O primeiro dia

A história de um filho que nunca deixou de o ser

o primeiro dia

 

 

Da minha terra herdei a altura das colinas e a profundidade dos vales, o gosto pela vida e, mais tarde, o desinteresse por ela.

Recordo os dias banais: o primeiro raio de sol despertava os meus sentidos, fazendo-me saltar de contente em cima dos meus muitos irmãos. Calçava as botas, pegava na sachola e dava a mão ao meu pai.

Ele ensinava-me os caminhos, mostrava-me os riachos, os campos, os pomares, a cidade.

Passava o dia com ele a ver de longe o seu ofício, o ângulo da enxada, a dança da foice. Via-o colher a paciência na espera e a demorada arte do espanto. Seguia-o para onde fosse, queria fazer tudo o que ele fazia.

Ao cair da tarde, o último raio de sol trazia-me às suas cavalitas e ele pedia-me que lhe lembrasse os caminhos de volta. Eu encolhia os ombros, hesitante, porque já não sabia onde era o lugar das fontes, o lugar da espera, o lugar dos frutos nem qual era o lugar dos homens.

Guardo o olhar de minha mãe e o silêncio do seu corpo recostado à ombreira da porta a que me via chegar com as meias sujas e os lábios felizes de viver. Chamava por ela e contava-lhe os grandes feitos de ser filho: o tempo da sementeira, o adubo da terra, o negócio do mercado. O meu pai aproximava-se e ouvia-me dizer a mais certa de todas as minhas certezas: eu já sou grande como o papá.         

Muito embora não fossem iguais, os dias repetiam-se a somar rotinas ao tempo. Sem fazer as mesmas coisas, eram as mesmas coisas que eu fazia e eu era feliz. Até nascer um dia banal em que ser feliz não me bastava. Não que não desejasse a felicidade, ou que aquele feliz fosse pouco, ou menos, porque não o era. Só sei dizer que, no mais fundo de mim, não me bastava.
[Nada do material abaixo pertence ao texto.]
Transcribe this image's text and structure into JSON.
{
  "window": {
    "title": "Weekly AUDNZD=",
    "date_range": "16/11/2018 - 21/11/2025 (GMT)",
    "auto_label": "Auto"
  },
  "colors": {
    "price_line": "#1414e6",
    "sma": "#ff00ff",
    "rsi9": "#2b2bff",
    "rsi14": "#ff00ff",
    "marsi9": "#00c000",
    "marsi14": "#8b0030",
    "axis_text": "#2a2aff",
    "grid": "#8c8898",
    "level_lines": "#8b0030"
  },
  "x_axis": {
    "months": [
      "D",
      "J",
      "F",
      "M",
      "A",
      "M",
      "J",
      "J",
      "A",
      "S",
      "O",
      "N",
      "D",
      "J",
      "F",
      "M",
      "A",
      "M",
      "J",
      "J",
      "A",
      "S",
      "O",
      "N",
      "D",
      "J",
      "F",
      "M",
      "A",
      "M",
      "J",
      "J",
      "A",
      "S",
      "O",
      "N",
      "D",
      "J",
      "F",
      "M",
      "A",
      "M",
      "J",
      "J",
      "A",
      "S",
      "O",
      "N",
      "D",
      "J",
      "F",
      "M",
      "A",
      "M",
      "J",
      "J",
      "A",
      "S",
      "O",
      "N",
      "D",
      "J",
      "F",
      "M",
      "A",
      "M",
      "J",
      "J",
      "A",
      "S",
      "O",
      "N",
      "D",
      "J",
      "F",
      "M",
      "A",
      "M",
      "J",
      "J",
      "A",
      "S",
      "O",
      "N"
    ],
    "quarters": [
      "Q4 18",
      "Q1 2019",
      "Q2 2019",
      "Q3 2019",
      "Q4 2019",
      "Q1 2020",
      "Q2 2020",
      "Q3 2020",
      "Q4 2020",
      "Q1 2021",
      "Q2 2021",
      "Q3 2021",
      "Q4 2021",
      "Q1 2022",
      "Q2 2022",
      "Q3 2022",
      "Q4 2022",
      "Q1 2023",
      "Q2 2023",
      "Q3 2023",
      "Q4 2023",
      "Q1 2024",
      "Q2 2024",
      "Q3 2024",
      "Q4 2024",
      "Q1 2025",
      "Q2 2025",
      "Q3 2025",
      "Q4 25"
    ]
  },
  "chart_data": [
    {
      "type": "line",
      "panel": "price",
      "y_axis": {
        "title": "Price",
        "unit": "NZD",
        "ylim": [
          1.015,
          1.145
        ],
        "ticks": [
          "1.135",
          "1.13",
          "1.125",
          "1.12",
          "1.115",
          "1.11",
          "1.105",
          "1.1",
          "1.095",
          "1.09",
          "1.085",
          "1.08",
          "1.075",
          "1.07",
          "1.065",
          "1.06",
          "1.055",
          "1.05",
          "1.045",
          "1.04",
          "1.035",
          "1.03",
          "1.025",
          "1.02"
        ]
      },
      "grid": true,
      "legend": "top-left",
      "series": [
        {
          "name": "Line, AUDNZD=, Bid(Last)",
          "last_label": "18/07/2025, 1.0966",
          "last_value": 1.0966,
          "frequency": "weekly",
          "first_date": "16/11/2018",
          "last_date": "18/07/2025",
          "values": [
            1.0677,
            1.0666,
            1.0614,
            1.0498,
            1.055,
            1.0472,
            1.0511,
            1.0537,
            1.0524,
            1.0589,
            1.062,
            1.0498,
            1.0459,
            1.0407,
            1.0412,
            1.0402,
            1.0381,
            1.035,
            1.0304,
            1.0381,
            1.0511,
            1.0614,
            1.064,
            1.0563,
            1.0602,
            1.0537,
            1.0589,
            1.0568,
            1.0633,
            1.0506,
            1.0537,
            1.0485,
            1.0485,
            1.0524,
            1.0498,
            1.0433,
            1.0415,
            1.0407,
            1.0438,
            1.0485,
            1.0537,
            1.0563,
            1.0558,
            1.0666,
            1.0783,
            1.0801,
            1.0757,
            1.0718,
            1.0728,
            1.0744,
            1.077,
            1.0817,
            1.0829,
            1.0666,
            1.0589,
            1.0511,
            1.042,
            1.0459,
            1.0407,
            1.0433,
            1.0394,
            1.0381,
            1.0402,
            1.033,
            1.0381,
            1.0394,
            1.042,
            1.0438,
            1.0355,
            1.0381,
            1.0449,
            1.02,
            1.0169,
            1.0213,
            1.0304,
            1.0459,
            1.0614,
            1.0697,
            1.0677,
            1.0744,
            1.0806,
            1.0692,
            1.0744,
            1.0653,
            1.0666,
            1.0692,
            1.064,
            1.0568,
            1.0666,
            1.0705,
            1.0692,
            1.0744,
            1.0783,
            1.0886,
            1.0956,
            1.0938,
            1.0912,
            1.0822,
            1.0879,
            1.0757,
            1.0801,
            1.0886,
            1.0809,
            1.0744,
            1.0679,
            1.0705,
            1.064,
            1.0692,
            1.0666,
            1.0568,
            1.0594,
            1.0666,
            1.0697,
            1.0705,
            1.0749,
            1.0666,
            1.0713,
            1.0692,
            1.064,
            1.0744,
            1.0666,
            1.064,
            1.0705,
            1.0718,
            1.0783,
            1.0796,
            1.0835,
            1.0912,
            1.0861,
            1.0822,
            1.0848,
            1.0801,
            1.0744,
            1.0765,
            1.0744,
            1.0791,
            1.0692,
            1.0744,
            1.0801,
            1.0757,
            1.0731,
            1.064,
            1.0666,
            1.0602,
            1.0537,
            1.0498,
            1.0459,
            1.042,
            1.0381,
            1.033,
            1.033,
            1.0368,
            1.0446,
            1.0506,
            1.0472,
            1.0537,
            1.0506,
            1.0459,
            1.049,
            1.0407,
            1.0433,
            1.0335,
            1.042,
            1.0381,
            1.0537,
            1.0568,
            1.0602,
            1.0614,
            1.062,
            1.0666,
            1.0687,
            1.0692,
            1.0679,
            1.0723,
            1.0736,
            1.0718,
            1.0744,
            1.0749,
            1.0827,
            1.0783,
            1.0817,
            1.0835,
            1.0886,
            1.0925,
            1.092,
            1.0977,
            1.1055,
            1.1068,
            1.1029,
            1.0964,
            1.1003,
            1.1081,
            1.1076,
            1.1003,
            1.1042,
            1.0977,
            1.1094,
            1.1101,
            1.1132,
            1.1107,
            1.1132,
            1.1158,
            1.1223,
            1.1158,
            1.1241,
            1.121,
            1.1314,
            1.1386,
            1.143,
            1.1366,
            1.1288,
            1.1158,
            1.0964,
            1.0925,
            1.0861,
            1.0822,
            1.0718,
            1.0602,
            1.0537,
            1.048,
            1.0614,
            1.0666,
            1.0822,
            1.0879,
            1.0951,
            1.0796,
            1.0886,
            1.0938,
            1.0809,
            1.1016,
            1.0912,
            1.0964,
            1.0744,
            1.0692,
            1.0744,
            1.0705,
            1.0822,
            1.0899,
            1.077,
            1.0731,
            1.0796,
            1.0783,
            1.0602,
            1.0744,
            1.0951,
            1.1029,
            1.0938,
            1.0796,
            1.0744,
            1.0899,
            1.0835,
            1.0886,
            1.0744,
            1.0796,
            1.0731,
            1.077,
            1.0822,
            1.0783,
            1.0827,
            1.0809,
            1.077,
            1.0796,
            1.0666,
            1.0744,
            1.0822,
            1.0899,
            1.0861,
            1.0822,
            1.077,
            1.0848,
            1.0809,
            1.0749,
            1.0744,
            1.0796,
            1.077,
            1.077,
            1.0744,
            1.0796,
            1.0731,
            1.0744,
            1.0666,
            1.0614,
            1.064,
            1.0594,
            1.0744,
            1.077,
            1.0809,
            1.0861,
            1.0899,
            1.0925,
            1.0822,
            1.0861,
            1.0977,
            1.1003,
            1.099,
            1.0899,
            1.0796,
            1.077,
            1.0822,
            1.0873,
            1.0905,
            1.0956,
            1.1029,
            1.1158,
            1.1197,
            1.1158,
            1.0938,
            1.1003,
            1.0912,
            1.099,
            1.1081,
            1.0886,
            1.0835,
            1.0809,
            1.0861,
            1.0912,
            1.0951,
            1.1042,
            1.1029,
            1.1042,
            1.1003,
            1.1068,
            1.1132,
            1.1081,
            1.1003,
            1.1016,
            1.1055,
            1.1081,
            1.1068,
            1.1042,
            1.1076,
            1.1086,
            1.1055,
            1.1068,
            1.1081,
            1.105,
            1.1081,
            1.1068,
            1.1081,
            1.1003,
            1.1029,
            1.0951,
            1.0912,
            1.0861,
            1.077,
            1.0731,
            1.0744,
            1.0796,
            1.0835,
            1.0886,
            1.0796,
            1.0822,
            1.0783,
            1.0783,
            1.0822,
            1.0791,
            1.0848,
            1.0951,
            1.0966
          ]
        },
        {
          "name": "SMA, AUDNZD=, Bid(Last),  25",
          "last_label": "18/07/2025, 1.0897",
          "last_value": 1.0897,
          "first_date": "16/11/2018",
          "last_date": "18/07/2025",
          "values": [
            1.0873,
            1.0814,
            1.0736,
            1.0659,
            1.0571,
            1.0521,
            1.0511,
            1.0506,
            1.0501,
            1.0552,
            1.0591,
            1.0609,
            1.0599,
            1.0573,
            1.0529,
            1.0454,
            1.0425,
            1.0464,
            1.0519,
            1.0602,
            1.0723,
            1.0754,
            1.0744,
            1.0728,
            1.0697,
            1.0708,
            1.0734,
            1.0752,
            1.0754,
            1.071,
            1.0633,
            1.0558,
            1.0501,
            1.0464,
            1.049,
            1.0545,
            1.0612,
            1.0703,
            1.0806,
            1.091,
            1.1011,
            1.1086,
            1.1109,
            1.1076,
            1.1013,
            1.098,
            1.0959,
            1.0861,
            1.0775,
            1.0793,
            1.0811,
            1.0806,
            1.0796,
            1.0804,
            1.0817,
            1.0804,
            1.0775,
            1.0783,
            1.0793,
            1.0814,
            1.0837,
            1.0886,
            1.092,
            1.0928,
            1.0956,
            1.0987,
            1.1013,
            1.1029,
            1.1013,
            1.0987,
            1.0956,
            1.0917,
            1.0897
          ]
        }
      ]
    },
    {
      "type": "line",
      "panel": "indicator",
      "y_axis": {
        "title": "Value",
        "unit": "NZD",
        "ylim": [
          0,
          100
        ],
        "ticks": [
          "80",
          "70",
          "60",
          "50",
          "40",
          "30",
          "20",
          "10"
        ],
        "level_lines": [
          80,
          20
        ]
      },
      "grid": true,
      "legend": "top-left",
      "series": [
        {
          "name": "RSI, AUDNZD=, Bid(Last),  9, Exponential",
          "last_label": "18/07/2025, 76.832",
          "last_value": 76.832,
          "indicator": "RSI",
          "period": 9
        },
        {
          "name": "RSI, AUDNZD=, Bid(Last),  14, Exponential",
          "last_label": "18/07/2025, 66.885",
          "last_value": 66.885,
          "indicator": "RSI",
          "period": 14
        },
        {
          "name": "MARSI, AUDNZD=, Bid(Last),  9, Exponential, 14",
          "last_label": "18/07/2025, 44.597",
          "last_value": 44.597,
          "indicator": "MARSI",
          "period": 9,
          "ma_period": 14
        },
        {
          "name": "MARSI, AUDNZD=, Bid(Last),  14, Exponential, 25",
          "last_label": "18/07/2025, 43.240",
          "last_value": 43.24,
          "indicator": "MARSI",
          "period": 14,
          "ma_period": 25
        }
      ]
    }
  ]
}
Nesse dia, de madrugada, a minha mãe levantou-se e eu com ela. Comemos juntos e, antes que eu fosse calçar as botas, pegar na sachola e dar a mão ao meu pai, ela estendeu-me um copo, como sempre o fazia. Mas, naquele dia, eu tive tanta sede.

Nos campos, inquietaram-me o barulho dos pássaros em debandada e a água a passar pela cedência da terra.

À noite, antes de me deitar, fui espreitar a minha mãe à cozinha. Ela ficava até tarde a coser as meias do meu pai e os bolsos dos meus irmãos. Enquanto isso, rezava o terço e cantava. Sentei-me, junto aos seus pés, como nunca o tinha feito, e perguntei-lhe porque é que existimos. Ela encolheu os ombros e lembrei-me que também ela era filha, e que podia ainda não saber dizer o lugar dos homens. Ou talvez só me quisesse fazer compreender qual era o lugar da fonte e qual não era o seu lugar.

Os dias passaram, e eu repeti o meu corpo naqueles caminhos uma e outra vez. Também a sede se repetiu. Porque é que não passa? E o que faço com ela?